Der „illiberale Staat“bleibt
Viktor Orbáns Herrschaft ist gegen demokratische Mechanismen resistent – vorerst
Den Sieg des Rechtspopulisten Viktor Orbán bei der Parlamentswahl in Ungarn hatte man erwartet. Am Ende fiel er aber doch weitaus deutlicher aus, als es die meisten Prognosen erahnen ließen. Letztlich fehlte die Fantasie, um sich auszumalen, welche Durchschlagskraft die über alle denkbaren Ressourcen verfügende Propaganda- und Wahlkampfmaschinerie von Ungarns Leader zu entfalten vermag.
Ihr gegenüber stand eine heterogene ungarische Opposition, die von der sozialdemokratischen MSZP bis zur rechtsradikalen Jobbik reichte. Sie schien etwas besser aufgestellt als vor vier Jahren. Zumindest punktuell existierten Absprachen über ein koordiniertes Antreten der Oppositionskandidaten in den Direktwahlkreisen. Und der Sieg des unabhängigen Fidesz-Kritikers Péter Márki-Zay bei der Bürgermeisterwahl in der FideszHochburg Hódmezövásárhely im Februar hatte große Hoffnungen geweckt.

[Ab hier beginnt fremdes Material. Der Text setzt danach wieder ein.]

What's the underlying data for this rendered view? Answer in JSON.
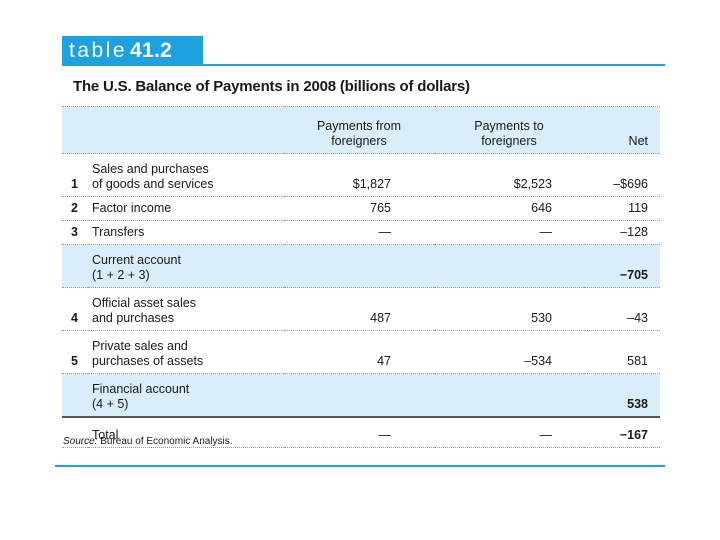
{
  "label": {
    "word": "table",
    "number": "41.2"
  },
  "title": "The U.S. Balance of Payments in 2008 (billions of dollars)",
  "headers": {
    "from": [
      "Payments from",
      "foreigners"
    ],
    "to": [
      "Payments to",
      "foreigners"
    ],
    "net": "Net"
  },
  "rows": [
    {
      "num": "1",
      "item": [
        "Sales and purchases",
        "of goods and services"
      ],
      "from": "$1,827",
      "to": "$2,523",
      "net": "–$696"
    },
    {
      "num": "2",
      "item": [
        "Factor income"
      ],
      "from": "765",
      "to": "646",
      "net": "119"
    },
    {
      "num": "3",
      "item": [
        "Transfers"
      ],
      "from": "—",
      "to": "—",
      "net": "–128"
    },
    {
      "num": "",
      "item": [
        "Current account",
        "(1 + 2 + 3)"
      ],
      "from": "",
      "to": "",
      "net": "−705"
    },
    {
      "num": "4",
      "item": [
        "Official asset sales",
        "and purchases"
      ],
      "from": "487",
      "to": "530",
      "net": "–43"
    },
    {
      "num": "5",
      "item": [
        "Private sales and",
        "purchases of assets"
      ],
      "from": "47",
      "to": "–534",
      "net": "581"
    },
    {
      "num": "",
      "item": [
        "Financial account",
        "(4 + 5)"
      ],
      "from": "",
      "to": "",
      "net": "538"
    },
    {
      "num": "",
      "item": [
        "Total"
      ],
      "from": "—",
      "to": "—",
      "net": "−167"
    }
  ],
  "source": {
    "label": "Source:",
    "text": " Bureau of Economic Analysis."
  }
}
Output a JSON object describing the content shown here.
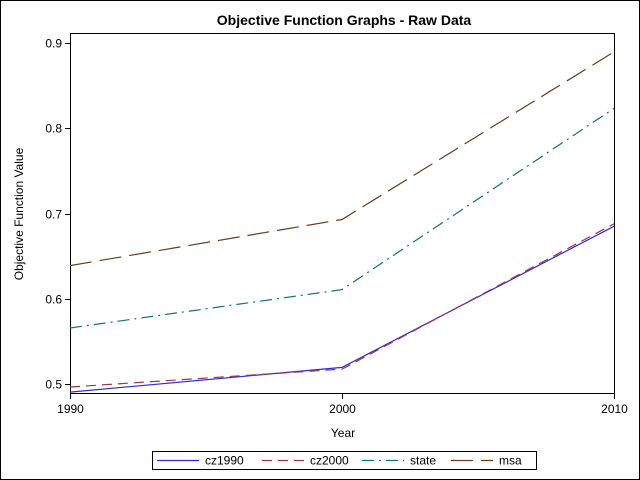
{
  "chart_data": {
    "type": "line",
    "title": "Objective Function Graphs - Raw Data",
    "xlabel": "Year",
    "ylabel": "Objective Function Value",
    "x": [
      1990,
      2000,
      2010
    ],
    "xlim": [
      1990,
      2010
    ],
    "ylim": [
      0.49,
      0.91
    ],
    "xticks": [
      "1990",
      "2000",
      "2010"
    ],
    "yticks": [
      "0.5",
      "0.6",
      "0.7",
      "0.8",
      "0.9"
    ],
    "grid": false,
    "legend_position": "bottom",
    "series": [
      {
        "name": "cz1990",
        "values": [
          0.491,
          0.52,
          0.685
        ],
        "color": "#2b2bd8",
        "dash": "solid"
      },
      {
        "name": "cz2000",
        "values": [
          0.497,
          0.518,
          0.688
        ],
        "color": "#a3334f",
        "dash": "dash"
      },
      {
        "name": "state",
        "values": [
          0.566,
          0.611,
          0.823
        ],
        "color": "#127272",
        "dash": "dashdot"
      },
      {
        "name": "msa",
        "values": [
          0.639,
          0.693,
          0.889
        ],
        "color": "#6a3b1c",
        "dash": "longdash"
      }
    ]
  }
}
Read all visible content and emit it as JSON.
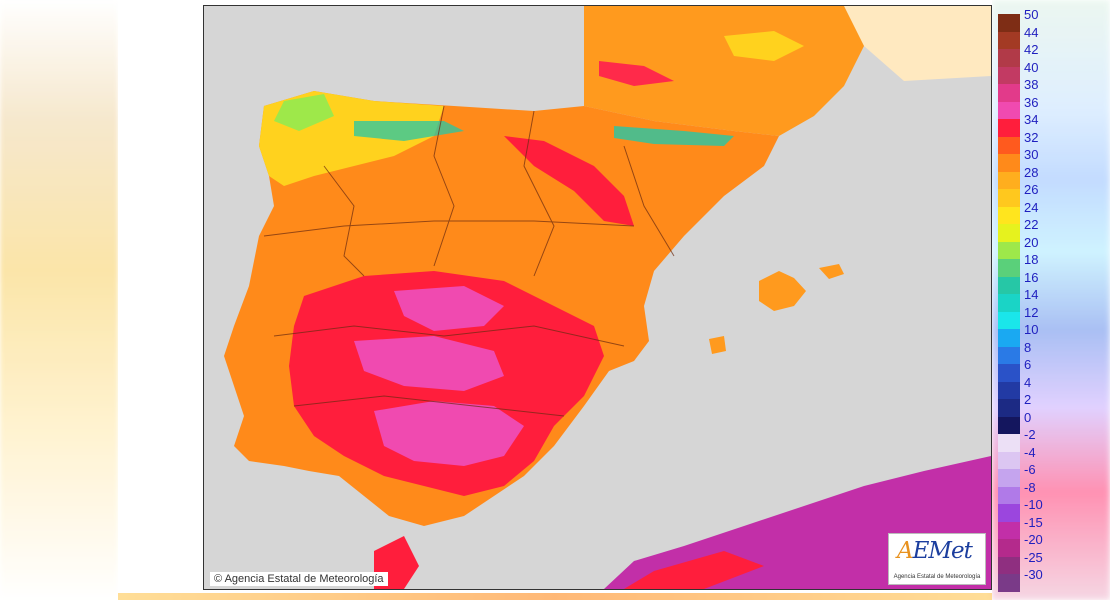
{
  "map": {
    "copyright": "Agencia Estatal de Meteorología",
    "logo_text": "AEMet",
    "logo_subtitle": "Agencia Estatal de Meteorología"
  },
  "legend": {
    "labels": [
      "50",
      "44",
      "42",
      "40",
      "38",
      "36",
      "34",
      "32",
      "30",
      "28",
      "26",
      "24",
      "22",
      "20",
      "18",
      "16",
      "14",
      "12",
      "10",
      "8",
      "6",
      "4",
      "2",
      "0",
      "-2",
      "-4",
      "-6",
      "-8",
      "-10",
      "-15",
      "-20",
      "-25",
      "-30"
    ],
    "colors": [
      "#7e2d15",
      "#a33a24",
      "#b13a48",
      "#c23a63",
      "#e23a8a",
      "#f04ab0",
      "#ff1e3c",
      "#ff5a1e",
      "#ff8a1a",
      "#ffae1e",
      "#ffc81e",
      "#ffe51e",
      "#e6f21e",
      "#9ee84a",
      "#5ad07a",
      "#26c7a6",
      "#1ad4c6",
      "#1ae6ea",
      "#1aa9f2",
      "#2a7ae6",
      "#2a52c8",
      "#223aa4",
      "#1c2a84",
      "#14165e",
      "#ece0f6",
      "#dcc6f2",
      "#c5a4ee",
      "#b07ae8",
      "#9b46de",
      "#c22fa8",
      "#b42a8c",
      "#8f2f80",
      "#7a3a88"
    ]
  },
  "colors": {
    "sea": "#d6d6d6",
    "land_hot": "#ff8a1a",
    "land_very_hot": "#ff1e3c",
    "land_extreme": "#f04ab0",
    "land_mild": "#ffd21e",
    "land_cool": "#8ee05a",
    "borders": "#6b2a10",
    "france_land": "#ff9a1e",
    "foreign_pale": "#ffe9c0"
  }
}
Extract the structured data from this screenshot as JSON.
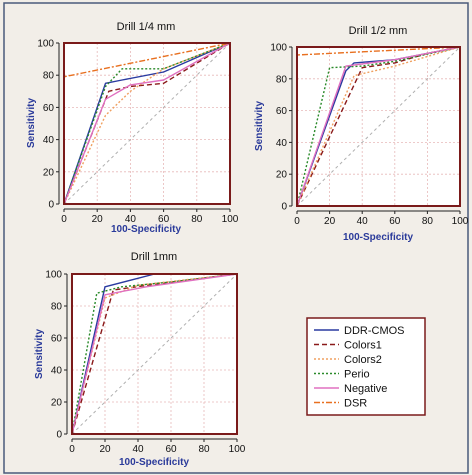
{
  "colors": {
    "background": "#f2eee8",
    "frame": "#4a5a7a",
    "plot_border": "#7a1a1a",
    "plot_bg": "#ffffff",
    "grid": "#e7b9b9",
    "diagonal": "#b0b0b0",
    "axis_text": "#2a3a9a",
    "tick_text": "#111111"
  },
  "legend": {
    "entries": [
      {
        "name": "DDR-CMOS",
        "color": "#2a3aa0",
        "dash": "solid"
      },
      {
        "name": "Colors1",
        "color": "#8a1a1a",
        "dash": "dashed"
      },
      {
        "name": "Colors2",
        "color": "#f0a060",
        "dash": "dotted"
      },
      {
        "name": "Perio",
        "color": "#2a8a2a",
        "dash": "dotted"
      },
      {
        "name": "Negative",
        "color": "#e070c0",
        "dash": "solid"
      },
      {
        "name": "DSR",
        "color": "#e87020",
        "dash": "dashdot"
      }
    ]
  },
  "chart_data": [
    {
      "type": "line",
      "title": "Drill 1/4 mm",
      "xlabel": "100-Specificity",
      "ylabel": "Sensitivity",
      "xlim": [
        0,
        100
      ],
      "ylim": [
        0,
        100
      ],
      "xticks": [
        "0",
        "20",
        "40",
        "60",
        "80",
        "100"
      ],
      "yticks": [
        "0",
        "20",
        "40",
        "60",
        "80",
        "100"
      ],
      "grid": true,
      "series": [
        {
          "name": "DDR-CMOS",
          "x": [
            0,
            25,
            35,
            60,
            100
          ],
          "y": [
            0,
            75,
            77,
            82,
            100
          ]
        },
        {
          "name": "Colors1",
          "x": [
            0,
            27,
            40,
            60,
            100
          ],
          "y": [
            0,
            70,
            73,
            75,
            100
          ]
        },
        {
          "name": "Colors2",
          "x": [
            0,
            25,
            40,
            60,
            100
          ],
          "y": [
            0,
            55,
            70,
            84,
            100
          ]
        },
        {
          "name": "Perio",
          "x": [
            0,
            25,
            35,
            60,
            100
          ],
          "y": [
            0,
            73,
            84,
            84,
            100
          ]
        },
        {
          "name": "Negative",
          "x": [
            0,
            25,
            40,
            60,
            100
          ],
          "y": [
            0,
            65,
            74,
            77,
            100
          ]
        },
        {
          "name": "DSR",
          "x": [
            0,
            0,
            100
          ],
          "y": [
            0,
            79,
            100
          ]
        }
      ]
    },
    {
      "type": "line",
      "title": "Drill 1/2 mm",
      "xlabel": "100-Specificity",
      "ylabel": "Sensitivity",
      "xlim": [
        0,
        100
      ],
      "ylim": [
        0,
        100
      ],
      "xticks": [
        "0",
        "20",
        "40",
        "60",
        "80",
        "100"
      ],
      "yticks": [
        "0",
        "20",
        "40",
        "60",
        "80",
        "100"
      ],
      "grid": true,
      "series": [
        {
          "name": "DDR-CMOS",
          "x": [
            0,
            30,
            35,
            60,
            100
          ],
          "y": [
            0,
            85,
            90,
            92,
            100
          ]
        },
        {
          "name": "Colors1",
          "x": [
            0,
            40,
            60,
            80,
            100
          ],
          "y": [
            0,
            87,
            90,
            96,
            100
          ]
        },
        {
          "name": "Colors2",
          "x": [
            0,
            35,
            60,
            80,
            100
          ],
          "y": [
            0,
            82,
            88,
            94,
            100
          ]
        },
        {
          "name": "Perio",
          "x": [
            0,
            20,
            40,
            60,
            100
          ],
          "y": [
            0,
            87,
            88,
            91,
            100
          ]
        },
        {
          "name": "Negative",
          "x": [
            0,
            30,
            60,
            100
          ],
          "y": [
            0,
            88,
            92,
            100
          ]
        },
        {
          "name": "DSR",
          "x": [
            0,
            0,
            100
          ],
          "y": [
            0,
            95,
            100
          ]
        }
      ]
    },
    {
      "type": "line",
      "title": "Drill 1mm",
      "xlabel": "100-Specificity",
      "ylabel": "Sensitivity",
      "xlim": [
        0,
        100
      ],
      "ylim": [
        0,
        100
      ],
      "xticks": [
        "0",
        "20",
        "40",
        "60",
        "80",
        "100"
      ],
      "yticks": [
        "0",
        "20",
        "40",
        "60",
        "80",
        "100"
      ],
      "grid": true,
      "series": [
        {
          "name": "DDR-CMOS",
          "x": [
            0,
            20,
            50,
            100
          ],
          "y": [
            0,
            92,
            100,
            100
          ]
        },
        {
          "name": "Colors1",
          "x": [
            0,
            25,
            60,
            100
          ],
          "y": [
            0,
            90,
            95,
            100
          ]
        },
        {
          "name": "Colors2",
          "x": [
            0,
            20,
            40,
            100
          ],
          "y": [
            0,
            85,
            93,
            100
          ]
        },
        {
          "name": "Perio",
          "x": [
            0,
            15,
            30,
            60,
            100
          ],
          "y": [
            0,
            88,
            92,
            95,
            100
          ]
        },
        {
          "name": "Negative",
          "x": [
            0,
            20,
            45,
            100
          ],
          "y": [
            0,
            87,
            92,
            100
          ]
        },
        {
          "name": "DSR",
          "x": [
            0,
            0,
            100
          ],
          "y": [
            0,
            100,
            100
          ]
        }
      ]
    }
  ]
}
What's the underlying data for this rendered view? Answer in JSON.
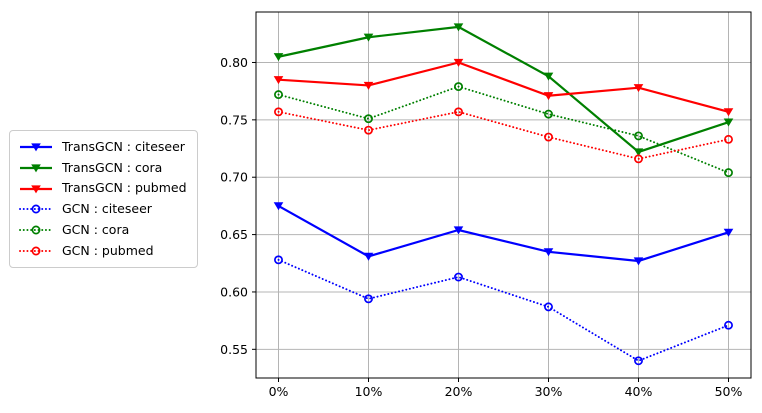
{
  "chart_data": {
    "type": "line",
    "title": "",
    "xlabel": "",
    "ylabel": "",
    "x_values": [
      0,
      10,
      20,
      30,
      40,
      50
    ],
    "x_tick_labels": [
      "0%",
      "10%",
      "20%",
      "30%",
      "40%",
      "50%"
    ],
    "y_tick_values": [
      0.55,
      0.6,
      0.65,
      0.7,
      0.75,
      0.8
    ],
    "y_tick_labels": [
      "0.55",
      "0.60",
      "0.65",
      "0.70",
      "0.75",
      "0.80"
    ],
    "xlim": [
      -2.5,
      52.5
    ],
    "ylim": [
      0.525,
      0.844
    ],
    "grid": true,
    "legend_position": "outside-left",
    "series": [
      {
        "name": "TransGCN : citeseer",
        "color": "#0000ff",
        "line_style": "solid",
        "marker": "triangle-down",
        "values": [
          0.675,
          0.631,
          0.654,
          0.635,
          0.627,
          0.652
        ]
      },
      {
        "name": "TransGCN : cora",
        "color": "#008000",
        "line_style": "solid",
        "marker": "triangle-down",
        "values": [
          0.805,
          0.822,
          0.831,
          0.788,
          0.722,
          0.748
        ]
      },
      {
        "name": "TransGCN : pubmed",
        "color": "#ff0000",
        "line_style": "solid",
        "marker": "triangle-down",
        "values": [
          0.785,
          0.78,
          0.8,
          0.771,
          0.778,
          0.757
        ]
      },
      {
        "name": "GCN : citeseer",
        "color": "#0000ff",
        "line_style": "dotted",
        "marker": "circle-open",
        "values": [
          0.628,
          0.594,
          0.613,
          0.587,
          0.54,
          0.571
        ]
      },
      {
        "name": "GCN : cora",
        "color": "#008000",
        "line_style": "dotted",
        "marker": "circle-open",
        "values": [
          0.772,
          0.751,
          0.779,
          0.755,
          0.736,
          0.704
        ]
      },
      {
        "name": "GCN : pubmed",
        "color": "#ff0000",
        "line_style": "dotted",
        "marker": "circle-open",
        "values": [
          0.757,
          0.741,
          0.757,
          0.735,
          0.716,
          0.733
        ]
      }
    ]
  },
  "colors": {
    "background": "#ffffff",
    "grid": "#b4b4b4",
    "axis": "#000000",
    "tick_text": "#000000",
    "legend_border": "#cccccc"
  }
}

Aber es fehlte an einer Botschaft, die verständlich gemacht hätte, was die Opposition nach der Abwahl mit dem Land zu tun gedacht hätte. Sie hätte signalisieren müsen, dass echte Stärke in einer Demokratie aus Pluralität, Konsens- und Koalitionsfähigkeit kommt, nicht aus der monolithischen Macht einer Führerpartei. Aber dafür war die Opposition zu wenig einig. ennoch: Selbst eine ideale Opposition agiert in einer „illiberalen Demokratie“, wie sie Orbán 2014 ausrief, wie in einem Hamsterrad, in dem sie keinen Fuß auf den Boden bekommt. Das Wahlrecht ist ganz auf die Erfordernisse des „zentralen Kraftfelds“zugeschnitten, in dessen Mittelpunkt wie eine Sonne der Führer thront. Die reichweitenstarken Medien arbeiten bis in die kleinste Sprachregelung mit Vorgaben aus Orbáns Propagandateam. Die Wahlkampfmaschinerie nützt Datensammlungen, die Facebook und Cambridge Analytica zu Ehren gereichen würden. Ein Heer von Aktivisten-Trollen flutet Social Media mit vorgekauten Fake-News und Hass-Postings. Die systematische Gehirnwäsche funktioniert in signifikanten Segmenten der Gesellschaft und schlägt sich in den Wahlergebnissen nieder.
Die Ankündigungen autoritärer Populisten sind unbedingt ernst zu nehmen. Im Wahlkampf drohte Orbán den politisch unbotmäßigen Bürgern
D„Genugtuung“an, was im Kontext so viel heißt wie Vergeltung oder Rache.
Nach dem deutlichen Wahlsieg wird sich der „Viktator“, wie ihn seine Gegner nennen, die letzten Inseln von Freiheitlichkeit und Widerborstigkeit vorknöpfen, das steht zu befürchten. Noch in der Wahlnacht bekräftigte Regierungssprecher Zoltán Németh: „Wer sich (von den Nichtregierungsorganisationen) in die Politik einmischt, wird zugesperrt.“
Ein diesbezüglicher Verbotsentwurf liegt bereit, sobald sich das neue Parlament konstituiert. Bereits im Mai könnte er von der neuen Zweidrittel- mehrheit durchgewinkt werden, hieß es am Montag.
Die „illiberale Demokratie“lässt sich offensichtlich nicht so einfach abwählen. Demokratische Mechanismen greifen in einem System, wie es Orbán geschaffen hat, kaum noch. Das heißt nicht, dass Ungarn verloren ist. Autokratische Gebilde dieser Art kollabieren irgendwann – an ihren inneren Widersprüchen, oder weil sie nicht mehr in ihre Umgebung passen, oder wegen einer Kombination dieser Faktoren. Wann das eintritt, ist unvorhersehbar. Und bis dahin werden die Ungarn mit dem Orbán-Staat leben müssen.